Daniel Tudhope

Personal information
- Born: 1 December 1985 (age 40)
- Occupation: Jockey
- Height: 5 ft 7 in (170 cm)
- Weight: 8 st (112 lb; 51 kg) 11in

Horse racing career
- Sport: Horse racing

Major racing wins
- Major races Haydock Sprint Cup (2014) Prix de l'Abbaye (2014) Arlington Million (2016) Shadwell Turf Mile Stakes (2017) Sun Chariot Stakes (2018) Queen Anne Stakes (2019)

Significant horses
- Custom Cut, G Force, Laurens, Lord Glitters, Mondialiste, Move In Time, Penitent, Suedois

= Danny Tudhope =

Scottish jockey (b.1985)

Daniel Tudhope (born 1 December 1985) is a Scottish horse racing jockey.

==Background==
Tudhope grew up in Irvine, Ayrshire, Scotland.

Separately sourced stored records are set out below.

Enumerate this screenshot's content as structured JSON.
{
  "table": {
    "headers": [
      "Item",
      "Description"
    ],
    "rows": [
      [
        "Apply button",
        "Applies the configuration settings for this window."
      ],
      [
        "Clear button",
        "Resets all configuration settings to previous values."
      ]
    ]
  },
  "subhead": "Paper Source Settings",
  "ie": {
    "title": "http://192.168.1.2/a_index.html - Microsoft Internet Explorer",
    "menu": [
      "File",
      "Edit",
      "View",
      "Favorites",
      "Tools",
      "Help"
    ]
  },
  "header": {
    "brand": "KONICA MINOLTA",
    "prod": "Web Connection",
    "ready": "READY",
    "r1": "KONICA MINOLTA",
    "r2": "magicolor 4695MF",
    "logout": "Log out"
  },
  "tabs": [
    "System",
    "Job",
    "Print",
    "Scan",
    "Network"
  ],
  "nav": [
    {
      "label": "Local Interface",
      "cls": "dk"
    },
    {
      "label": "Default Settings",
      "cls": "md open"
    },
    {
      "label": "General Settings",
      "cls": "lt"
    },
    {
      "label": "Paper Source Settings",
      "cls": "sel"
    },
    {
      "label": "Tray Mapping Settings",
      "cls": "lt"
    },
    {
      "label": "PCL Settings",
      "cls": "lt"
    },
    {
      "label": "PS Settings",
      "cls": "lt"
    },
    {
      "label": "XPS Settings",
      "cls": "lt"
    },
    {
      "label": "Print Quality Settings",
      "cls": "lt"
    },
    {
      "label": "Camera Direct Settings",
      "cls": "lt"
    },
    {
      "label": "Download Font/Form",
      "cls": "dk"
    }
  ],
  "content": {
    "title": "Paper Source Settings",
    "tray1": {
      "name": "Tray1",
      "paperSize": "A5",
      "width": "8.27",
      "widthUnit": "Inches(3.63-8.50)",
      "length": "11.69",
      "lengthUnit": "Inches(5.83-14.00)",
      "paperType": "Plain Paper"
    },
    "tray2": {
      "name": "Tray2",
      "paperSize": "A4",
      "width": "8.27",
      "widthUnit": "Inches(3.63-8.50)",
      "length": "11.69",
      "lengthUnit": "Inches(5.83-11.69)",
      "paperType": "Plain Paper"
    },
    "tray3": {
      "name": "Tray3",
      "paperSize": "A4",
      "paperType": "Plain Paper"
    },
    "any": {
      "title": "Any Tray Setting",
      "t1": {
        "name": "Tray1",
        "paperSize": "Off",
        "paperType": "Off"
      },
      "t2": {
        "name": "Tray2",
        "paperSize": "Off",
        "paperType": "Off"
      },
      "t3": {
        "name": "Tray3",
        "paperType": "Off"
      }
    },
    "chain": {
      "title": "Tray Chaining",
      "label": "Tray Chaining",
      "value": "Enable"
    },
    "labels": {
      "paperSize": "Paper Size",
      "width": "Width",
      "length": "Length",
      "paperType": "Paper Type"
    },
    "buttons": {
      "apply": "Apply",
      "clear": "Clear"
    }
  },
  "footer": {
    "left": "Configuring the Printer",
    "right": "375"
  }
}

He had no family connection with racing, and only considered a career as a jockey when it was suggested to him by a careers advisor. He graduated from the Northern Racing College and was apprentice to Declan Carroll in Yorkshire.

==Career==

He had his first professional rides in 2003, and won his first race at San Rossore, Pisa, Italy in October of that year as part of an initiative for young riders to compete across Europe. It wasn't until 2004 that he registered his first domestic victory at Southwell. His first black type victory was not until several years after that, when he won the 2008 Listed Land o' Burns Fillies Stakes at Ayr on an outside ride for Alan Berry. His filly, Look Busy, got up late to win by a short head from Princess Ellis.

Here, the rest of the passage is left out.